The University of Maryland economist, Julian Simon, rejected Ehrlich’s thesis. In his 1981 book The Ultimate Resource, he argued that humans were intelligent beings, capable of innovating their way out of shortages through greater efficiency, increased supply, or development of substitutes. He wrote: “There is no physical or economic reason why human resourcefulness and enterprise cannot forever continue to respond to impending shortages and existing problems with new expedients that, after an adjustment period, leave us better off than before the problem arose.”

A just-released paper, which I co-authored with Brigham Young University economics professor Gale Pooley, revisits the Ehrlich-Simon debate. In The Simon Abundance Index: A New Way to Measure Availability of Resources, we look at prices of 50 foundational commodities covering energy, food, materials and metals. Our findings confirm Simon’s thesis. Between 1980 and 2017, the world’s population increased from 4.46 to 7.55 billion or 69%. Yet resources have become substantially more abundant.

To arrive at our conclusion, we introduce four new ways of measuring abundance of resources. Ehrlich and Simon looked at inflation adjusted prices of commodities.
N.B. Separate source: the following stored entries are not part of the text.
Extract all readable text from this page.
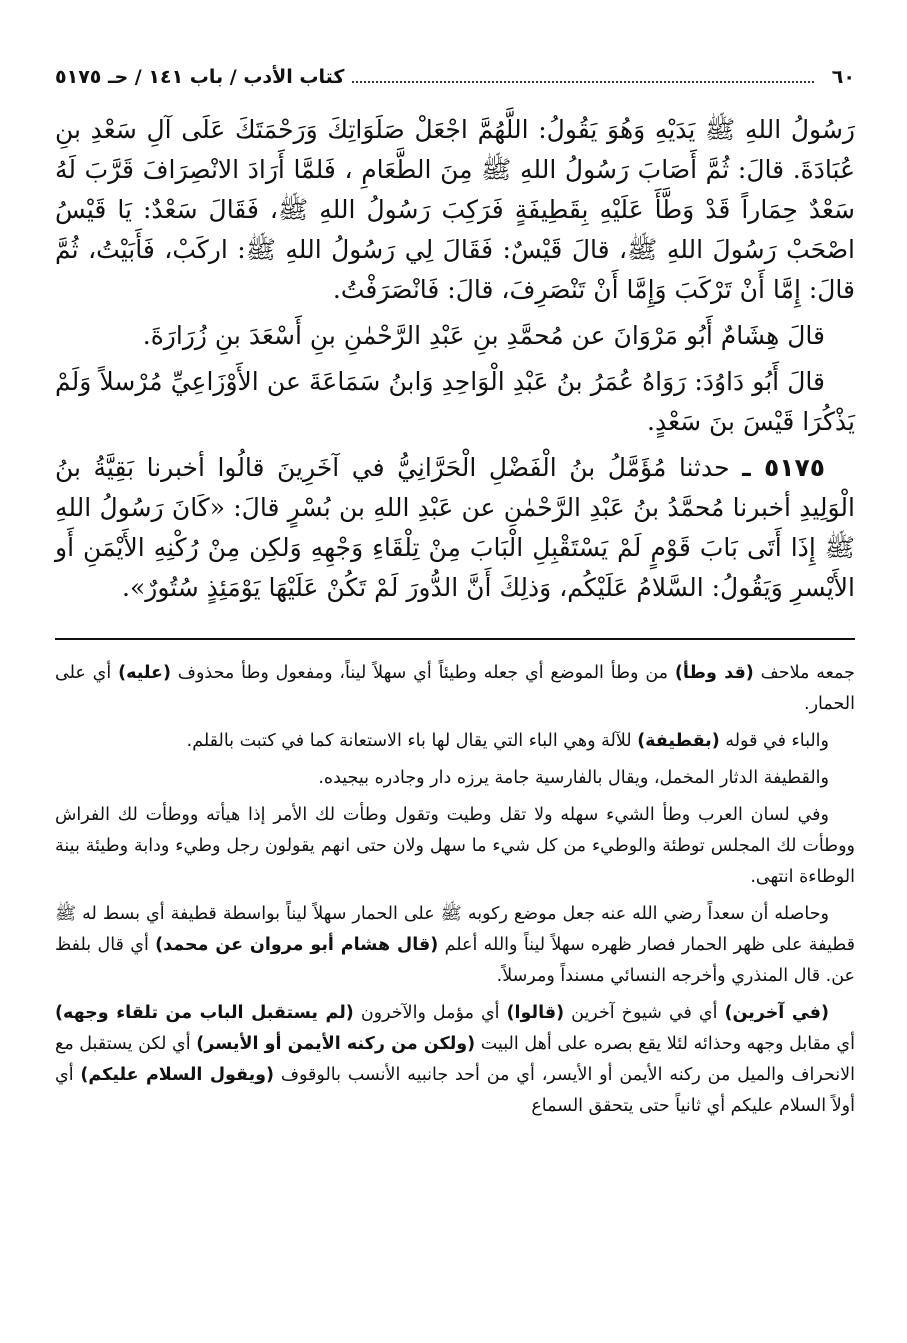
٦٠
كتاب الأدب / باب ١٤١ / حـ ٥١٧٥

رَسُولُ اللهِ ﷺ يَدَيْهِ وَهُوَ يَقُولُ: اللَّهُمَّ اجْعَلْ صَلَوَاتِكَ وَرَحْمَتَكَ عَلَى آلِ سَعْدِ بنِ عُبَادَةَ. قالَ: ثُمَّ أَصَابَ رَسُولُ اللهِ ﷺ مِنَ الطَّعَامِ ، فَلمَّا أَرَادَ الانْصِرَافَ قَرَّبَ لَهُ سَعْدٌ حِمَاراً قَدْ وَطَّأَ عَلَيْهِ بِقَطِيفَةٍ فَرَكِبَ رَسُولُ اللهِ ﷺ، فَقَالَ سَعْدٌ: يَا قَيْسُ اصْحَبْ رَسُولَ اللهِ ﷺ، قالَ قَيْسٌ: فَقَالَ لِي رَسُولُ اللهِ ﷺ: اركَبْ، فَأَبَيْتُ، ثُمَّ قالَ: إِمَّا أَنْ تَرْكَبَ وَإِمَّا أَنْ تَنْصَرِفَ، قالَ: فَانْصَرَفْتُ.

قالَ هِشَامٌ أَبُو مَرْوَانَ عن مُحمَّدِ بنِ عَبْدِ الرَّحْمٰنِ بنِ أَسْعَدَ بنِ زُرَارَةَ.

قالَ أَبُو دَاوُدَ: رَوَاهُ عُمَرُ بنُ عَبْدِ الْوَاحِدِ وَابنُ سَمَاعَةَ عن الأَوْزَاعِيِّ مُرْسلاً وَلَمْ يَذْكُرَا قَيْسَ بنَ سَعْدٍ.

٥١٧٥ ـ حدثنا مُؤَمَّلُ بنُ الْفَضْلِ الْحَرَّانِيُّ في آخَرِينَ قالُوا أخبرنا بَقِيَّةُ بنُ الْوَلِيدِ أخبرنا مُحمَّدُ بنُ عَبْدِ الرَّحْمٰنِ عن عَبْدِ اللهِ بن بُسْرٍ قالَ: «كَانَ رَسُولُ اللهِ ﷺ إِذَا أَتَى بَابَ قَوْمٍ لَمْ يَسْتَقْبِلِ الْبَابَ مِنْ تِلْقَاءِ وَجْهِهِ وَلكِن مِنْ رُكْنِهِ الأَيْمَنِ أَو الأَيْسرِ وَيَقُولُ: السَّلامُ عَلَيْكُم، وَذلِكَ أَنَّ الدُّورَ لَمْ تَكُنْ عَلَيْهَا يَوْمَئِذٍ سُتُورٌ».

جمعه ملاحف (قد وطأ) من وطأ الموضع أي جعله وطيئاً أي سهلاً ليناً، ومفعول وطأ محذوف (عليه) أي على الحمار.

والباء في قوله (بقطيفة) للآلة وهي الباء التي يقال لها باء الاستعانة كما في كتبت بالقلم.

والقطيفة الدثار المخمل، ويقال بالفارسية جامة يرزه دار وجادره بيجيده.

وفي لسان العرب وطأ الشيء سهله ولا تقل وطيت وتقول وطأت لك الأمر إذا هيأته ووطأت لك الفراش ووطأت لك المجلس توطئة والوطيء من كل شيء ما سهل ولان حتى انهم يقولون رجل وطيء ودابة وطيئة بينة الوطاءة انتهى.

وحاصله أن سعداً رضي الله عنه جعل موضع ركوبه ﷺ على الحمار سهلاً ليناً بواسطة قطيفة أي بسط له ﷺ قطيفة على ظهر الحمار فصار ظهره سهلاً ليناً والله أعلم (قال هشام أبو مروان عن محمد) أي قال بلفظ عن. قال المنذري وأخرجه النسائي مسنداً ومرسلاً.

(في آخرين) أي في شيوخ آخرين (قالوا) أي مؤمل والآخرون (لم يستقبل الباب من تلقاء وجهه) أي مقابل وجهه وحذائه لئلا يقع بصره على أهل البيت (ولكن من ركنه الأيمن أو الأيسر) أي لكن يستقبل مع الانحراف والميل من ركنه الأيمن أو الأيسر، أي من أحد جانبيه الأنسب بالوقوف (ويقول السلام عليكم) أي أولاً السلام عليكم أي ثانياً حتى يتحقق السماع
By our count, those fell by 36%. Taking that analysis a step further, we have come up with a “time-price” of commodities, which allows us to cost resources in terms of human labour. We find that relative to the average global hourly income, commodity prices fell by 64.7% between 1980 and 2017.

Second, the price elasticity of population (PEP) allows us to measure sensitivity of resource availability to population growth. We find that the time-price of commodities declined by 0.934% for every 1% increase in the world’s population. Put differently, over the last 37 years, every additional human being born on our planet appears to have made resources proportionately more plentiful for the rest of us.
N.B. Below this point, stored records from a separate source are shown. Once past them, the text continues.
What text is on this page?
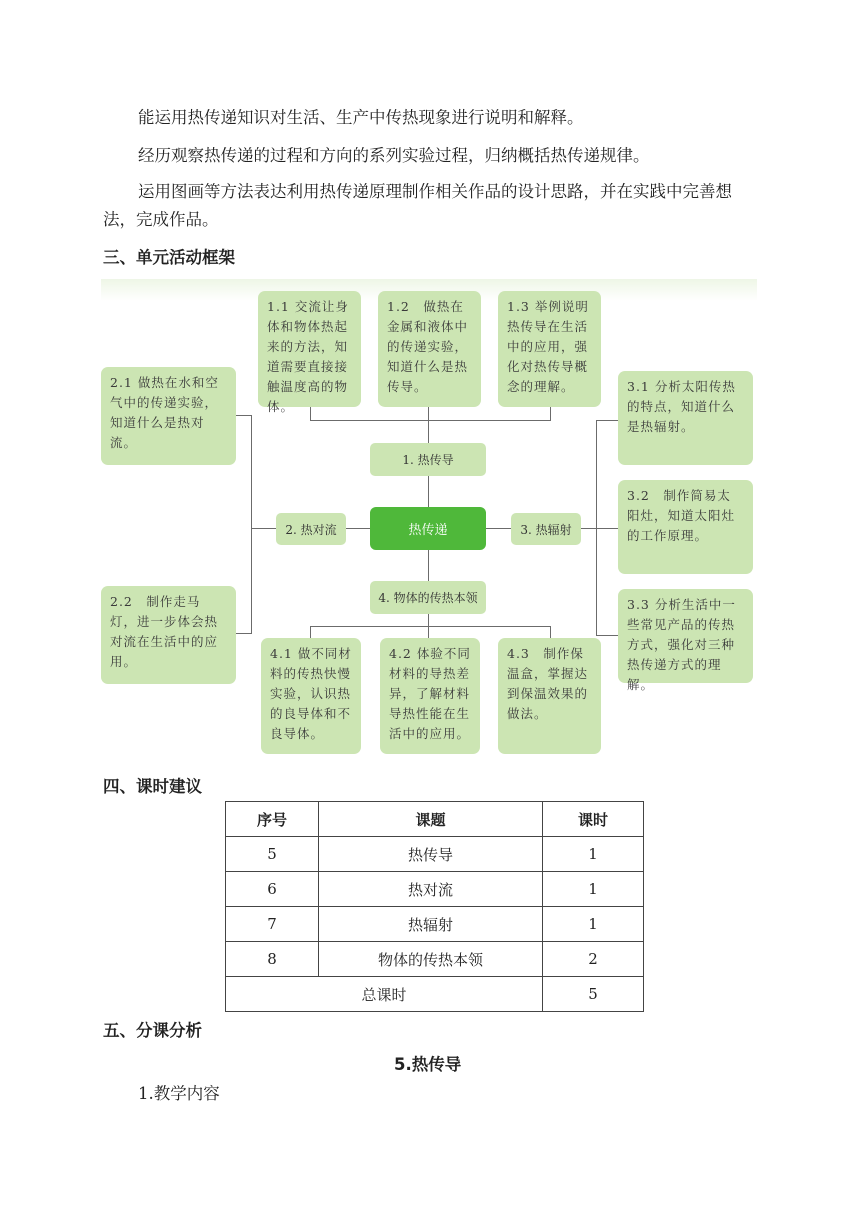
能运用热传递知识对生活、生产中传热现象进行说明和解释。
经历观察热传递的过程和方向的系列实验过程，归纳概括热传递规律。
运用图画等方法表达利用热传递原理制作相关作品的设计思路，并在实践中完善想
法，完成作品。
三、单元活动框架
1.1 交流让身体和物体热起来的方法，知道需要直接接触温度高的物体。
1.2　做热在金属和液体中的传递实验，知道什么是热传导。
1.3 举例说明热传导在生活中的应用，强化对热传导概念的理解。
2.1 做热在水和空气中的传递实验，知道什么是热对流。
2.2　制作走马灯，进一步体会热对流在生活中的应用。
3.1 分析太阳传热的特点，知道什么是热辐射。
3.2　制作简易太阳灶，知道太阳灶的工作原理。
3.3 分析生活中一些常见产品的传热方式，强化对三种热传递方式的理解。
4.1 做不同材料的传热快慢实验，认识热的良导体和不良导体。
4.2 体验不同材料的导热差异，了解材料导热性能在生活中的应用。
4.3　制作保温盒，掌握达到保温效果的做法。
1. 热传导
2. 热对流	3. 热辐射
4. 物体的传热本领
热传递
四、课时建议
序号	课题	课时
5	热传导	1
6	热对流	1
7	热辐射	1
8	物体的传热本领	2
总课时		5
五、分课分析
5.热传导
1.教学内容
Third, we develop the Simon Abundance Framework, which uses the PEP values to distinguish between different degrees of resource abundance, from decreasing abundance at the one end to super abundance at the other end. Considering that the time-price of commodities decreased at a faster proportional rate than population increased, we find that humanity is experiencing super abundance.

Finally, we create the Simon Abundance Index (SAI), which uses the time-price of commodities and change in global population to estimate overall resource abundance. The SAI represents the ratio of the change in population over the change in the time-price, times 100. It has a base year of 1980 and a base value of 100. Between 1980 and 2017, resource availability increased at a compounded annual growth rate of 4.32%. That means that the Earth was 379.6% more plentiful in 2017 than it was in 1980.
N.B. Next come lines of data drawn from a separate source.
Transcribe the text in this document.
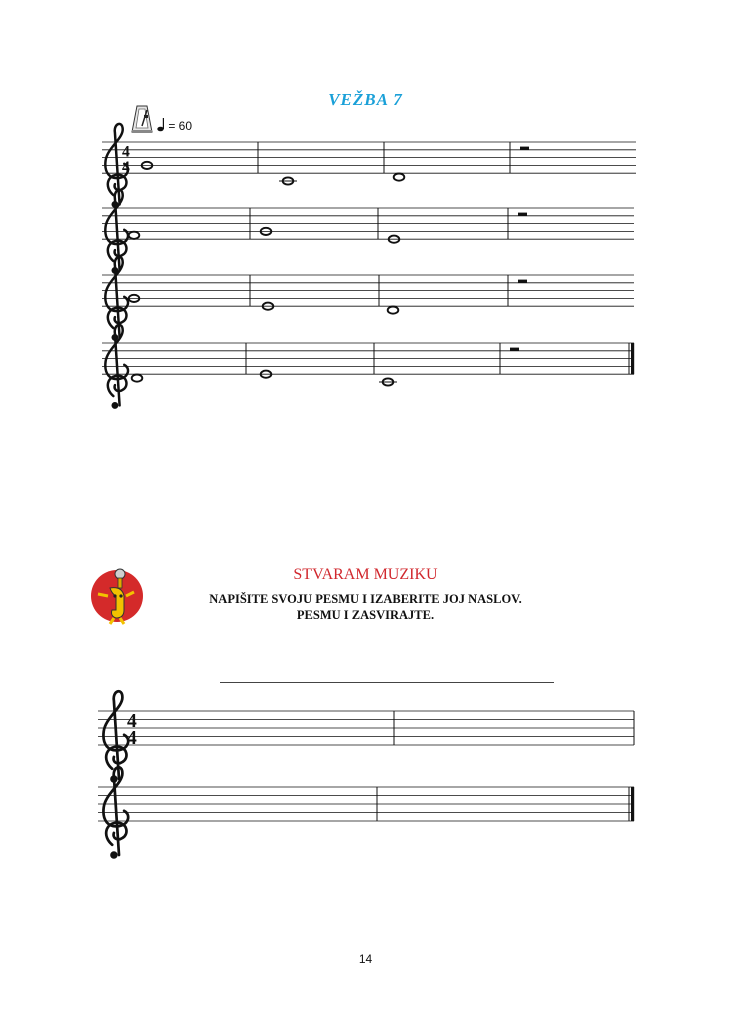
VEŽBA 7
= 60
4
4
STVARAM MUZIKU
NAPIŠITE SVOJU PESMU I IZABERITE JOJ NASLOV.
PESMU I ZASVIRAJTE.
4
4
14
Based on our analysis of the relationship between resource availability and population growth, we forecast that the time-price of commodities could fall by a further 29% over the next 37 years. Of course, much will depend on policies and institutions that nations pursue. For time-price of commodities to decline and resource abundance to increase, it is necessary for market incentives and price mechanism to endure. For it is when prices of commodities temporarily increase that people have an incentive to use resources more efficiently, increase their supply and develop cheaper substitutes.